Five years of UI-quality cancer care offered closer to home for many

“It’s been five years and still it’s the best-kept secret,” said Shobha Chitneni, MD, clinical assistant professor. Chitneni is referring to the clinic where she practices, University of Iowa Health Care Cancer Services in the Quad Cities. Acquired by UI Health Care in 2017 from Chitneni and her partner oncologist, Mario Sy, MD, the location offers the same cutting-edge treatment and oncology teams found at UI Health Care in Iowa City, but in a convenient and accessible setting for people with cancer living in and around the Quad Cities. [Read our 2017 profile of Chitneni.]

Providers there hope to increase patient awareness about the clinic, improving their quality of life by saving them money, drive time, and the potential stress of parking and navigating the main campus in Iowa City. Even those patients outside the Quad Cities area may prefer the smaller size and ease of parking without losing any of the experience, knowledge, and dedication that comes from any member of the Holden Comprehensive Cancer Center (HCCC) in Iowa City.

Another medical oncologist at the Quad Cities facility, Jad El Masri, MD, clinical assistant professor, graduated from the University of Iowa’s internal medicine residency and hematology/oncology fellowship, and has been at this location for two years after joining the faculty in 2020. El Masri, who had the chance to work at the Quad Cities clinic during his fellowship, said, “This clinic was perfect because we are offering almost everything that we would offer at the university, but it’s closer to home for a lot of patients. That is why I decided to stay.”
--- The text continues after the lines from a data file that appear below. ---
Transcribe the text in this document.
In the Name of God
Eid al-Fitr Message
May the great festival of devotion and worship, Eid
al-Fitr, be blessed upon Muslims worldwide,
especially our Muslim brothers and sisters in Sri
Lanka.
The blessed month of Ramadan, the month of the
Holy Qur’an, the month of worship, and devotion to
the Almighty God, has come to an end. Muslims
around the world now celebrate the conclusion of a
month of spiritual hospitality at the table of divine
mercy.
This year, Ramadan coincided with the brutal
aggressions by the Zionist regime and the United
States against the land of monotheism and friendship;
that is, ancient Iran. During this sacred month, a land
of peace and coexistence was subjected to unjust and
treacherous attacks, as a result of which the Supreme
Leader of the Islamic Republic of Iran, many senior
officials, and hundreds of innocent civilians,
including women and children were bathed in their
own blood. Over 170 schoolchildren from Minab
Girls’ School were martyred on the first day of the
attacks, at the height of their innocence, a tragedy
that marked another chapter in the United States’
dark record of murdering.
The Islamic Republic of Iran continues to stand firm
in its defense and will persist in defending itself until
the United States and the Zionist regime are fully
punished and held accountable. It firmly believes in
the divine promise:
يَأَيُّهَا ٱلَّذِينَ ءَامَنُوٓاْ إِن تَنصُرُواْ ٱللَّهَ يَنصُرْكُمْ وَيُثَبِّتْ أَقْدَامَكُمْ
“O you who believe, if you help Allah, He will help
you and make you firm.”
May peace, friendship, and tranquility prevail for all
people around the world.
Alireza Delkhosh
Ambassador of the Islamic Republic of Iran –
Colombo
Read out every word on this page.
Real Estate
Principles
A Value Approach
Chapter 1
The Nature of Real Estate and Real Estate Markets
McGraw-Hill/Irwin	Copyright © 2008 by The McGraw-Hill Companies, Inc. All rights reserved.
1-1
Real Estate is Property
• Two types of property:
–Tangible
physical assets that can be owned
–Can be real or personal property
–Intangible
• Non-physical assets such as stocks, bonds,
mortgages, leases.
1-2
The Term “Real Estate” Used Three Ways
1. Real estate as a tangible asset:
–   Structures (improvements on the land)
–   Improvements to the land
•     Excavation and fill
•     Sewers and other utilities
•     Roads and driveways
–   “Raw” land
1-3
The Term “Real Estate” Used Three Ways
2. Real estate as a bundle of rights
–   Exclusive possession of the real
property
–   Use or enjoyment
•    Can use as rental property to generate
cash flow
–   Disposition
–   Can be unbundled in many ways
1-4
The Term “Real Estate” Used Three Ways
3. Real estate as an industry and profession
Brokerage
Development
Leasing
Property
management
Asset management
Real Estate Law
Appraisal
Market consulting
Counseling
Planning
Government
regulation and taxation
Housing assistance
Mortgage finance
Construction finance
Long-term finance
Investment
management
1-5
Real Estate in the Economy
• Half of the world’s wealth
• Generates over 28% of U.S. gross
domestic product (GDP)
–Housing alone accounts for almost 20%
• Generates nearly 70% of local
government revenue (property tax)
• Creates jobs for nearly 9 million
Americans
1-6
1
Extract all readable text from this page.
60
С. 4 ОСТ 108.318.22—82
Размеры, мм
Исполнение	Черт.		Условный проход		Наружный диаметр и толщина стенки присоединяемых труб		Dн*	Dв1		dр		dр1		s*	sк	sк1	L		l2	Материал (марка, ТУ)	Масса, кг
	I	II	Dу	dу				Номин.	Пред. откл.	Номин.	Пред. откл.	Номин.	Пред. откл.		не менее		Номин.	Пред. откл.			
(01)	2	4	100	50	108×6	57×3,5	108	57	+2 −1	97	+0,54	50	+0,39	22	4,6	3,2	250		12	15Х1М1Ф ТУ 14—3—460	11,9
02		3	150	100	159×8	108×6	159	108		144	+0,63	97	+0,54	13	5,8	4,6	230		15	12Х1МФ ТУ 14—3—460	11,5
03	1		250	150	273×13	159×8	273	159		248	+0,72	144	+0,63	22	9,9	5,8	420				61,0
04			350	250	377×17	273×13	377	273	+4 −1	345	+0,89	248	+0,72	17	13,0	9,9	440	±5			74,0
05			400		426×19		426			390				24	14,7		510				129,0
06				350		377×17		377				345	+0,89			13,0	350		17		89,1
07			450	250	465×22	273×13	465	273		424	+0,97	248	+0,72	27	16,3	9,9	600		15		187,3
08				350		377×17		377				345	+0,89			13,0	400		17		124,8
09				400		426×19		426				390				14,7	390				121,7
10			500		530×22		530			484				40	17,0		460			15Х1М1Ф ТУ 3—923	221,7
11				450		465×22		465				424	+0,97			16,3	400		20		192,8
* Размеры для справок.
El Masri reiterated that the clinic can save people a lot of time traveling to the university, but still get the same level of care and consultation. “If we have any questions that we would like to run by the university, we have access to the tumor boards, where medical oncologists such as myself, surgical oncologists, and radiation oncologists meet every week and discuss difficult cases. So even if they have a cancer that’s complicated or rare,” he said, the patient still has full access to all of the expertise at Iowa. “If there’s anything that they absolutely need to go to the university for, we would let them know, but basically, they’re getting tertiary level expertise in a community setting.”

Moreover, because of the clinic’s smaller size and focus, they are also adept at reducing patient wait time. “We know that a new diagnosis of cancer causes a lot of anxiety, so we try to see patients quickly after they give us a call.”

Although cancers make up the majority of what is treated at the clinic, El Masri pointed out that they also treat blood disorders. “We see breast cancer, colon cancer, lung cancer. But we also see hematology, blood problems, not necessarily blood cancers, like iron deficiency, vitamin 12 deficiency, sickle cell, that kind of thing.”

The Quad Cities cancer center also participates in clinical trials that are taking place at the HCCC. Chitneni said, “For every new patient we see, Katie, a research nurse, screens to see if there are any trials available that they would be eligible for. And she’s really good. If there is anything available, we’ll discuss it with the patients and then if it’s not available here and it’s available at the university, we let them know.”

Chitneni and Sy each talked about how the support gained by becoming part of UI has enhanced patient care since their private practice days. Some of the tangible changes include new infusion suites, a lab, and a draw station. All of which helps keep the patient closer to home and their visit burden smaller.

“I have been practicing medical oncology here at the Quad Cities since 2003,” Sy said, “and the community and its people have a special place in my heart. Being able to give something in return to the community – good cancer care – means a lot to me. Much more now with the University of Iowa along with the team that we have here, I feel that we are able to continue giving back and more of what this community needs: excellent cancer care with compassion and good support.”